最後は東山町の大通りに面した駐車場でバスを降り、犀川左岸を歩いて徳田秋声記念館に向かいました。
天気も上々、景色も上々
川端康成に「日本の小説は源氏にはじまって西鶴に飛び、西鶴から秋聲に飛ぶ」と言わしめ、田山花袋や島崎藤村らとともに自然主義文学の担い手となったのが徳田秋聲(1871~1943)なのです。

秋聲は「女性を書かせては神様である」と言われています。館内には「かび(正しくは漢字表記)」「あらくれ」など5つの代表作品のヒロインを和紙人形にした「人形シアター」があり、5人の女性が映像とともにドラマチックに紹介されていきました。
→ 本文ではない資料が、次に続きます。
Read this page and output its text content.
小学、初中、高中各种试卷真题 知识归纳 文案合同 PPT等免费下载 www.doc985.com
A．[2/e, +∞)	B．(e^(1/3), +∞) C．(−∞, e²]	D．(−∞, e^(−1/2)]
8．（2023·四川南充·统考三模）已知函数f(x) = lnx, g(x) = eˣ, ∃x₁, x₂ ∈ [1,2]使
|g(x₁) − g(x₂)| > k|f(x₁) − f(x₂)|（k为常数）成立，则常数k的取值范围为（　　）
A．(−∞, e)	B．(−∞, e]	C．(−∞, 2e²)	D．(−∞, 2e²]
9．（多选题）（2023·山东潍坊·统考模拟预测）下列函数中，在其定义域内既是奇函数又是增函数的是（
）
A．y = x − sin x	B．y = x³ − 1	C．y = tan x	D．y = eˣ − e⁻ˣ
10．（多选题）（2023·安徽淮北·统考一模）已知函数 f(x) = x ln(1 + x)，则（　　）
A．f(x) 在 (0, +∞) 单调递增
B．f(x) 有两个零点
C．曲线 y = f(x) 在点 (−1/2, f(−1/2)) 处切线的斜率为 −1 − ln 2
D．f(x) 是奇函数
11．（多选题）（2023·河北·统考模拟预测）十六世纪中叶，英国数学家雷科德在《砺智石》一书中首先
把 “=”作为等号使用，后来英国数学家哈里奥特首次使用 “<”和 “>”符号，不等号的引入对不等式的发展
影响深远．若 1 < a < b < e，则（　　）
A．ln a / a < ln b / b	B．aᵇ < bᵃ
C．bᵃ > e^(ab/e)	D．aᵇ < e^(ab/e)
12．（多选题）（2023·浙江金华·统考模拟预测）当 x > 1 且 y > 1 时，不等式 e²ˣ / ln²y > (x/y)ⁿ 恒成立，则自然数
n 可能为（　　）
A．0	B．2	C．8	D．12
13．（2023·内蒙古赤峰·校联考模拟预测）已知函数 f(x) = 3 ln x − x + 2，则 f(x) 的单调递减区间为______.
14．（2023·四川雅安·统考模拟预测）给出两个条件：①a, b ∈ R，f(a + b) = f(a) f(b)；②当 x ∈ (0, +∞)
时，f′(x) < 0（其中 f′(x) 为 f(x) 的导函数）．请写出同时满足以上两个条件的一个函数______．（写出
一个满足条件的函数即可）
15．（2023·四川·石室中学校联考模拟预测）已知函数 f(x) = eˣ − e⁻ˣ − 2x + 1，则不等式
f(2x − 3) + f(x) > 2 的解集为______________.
館内の収蔵品は約3000点ですが、ここにはその中から選ばれた代表作の初版本や自筆の原稿、師・尾崎紅葉の朱が入った原稿など、リアルな作家活動の様子が伺える貴重な資料が展示されていました。
最後の記念館
3つの記念館巡りを終え、町内のレストランで昼食会となりました。

ランチにしてはボリュームたっぷりの料理が次々に
今日の三文豪記念館巡りに全員が満足した
悠々サロンが開設されて13年目となりました。今回で130回目の節目でしたが、バスで出かけたのは初めてでした。スタッフ一同、これからも皆さんに満足していただける運営に努力してまいります。隣接の町内の皆さんを含めて、サロン参加者を常に受け入れますので積極的な参加をお願いいたします。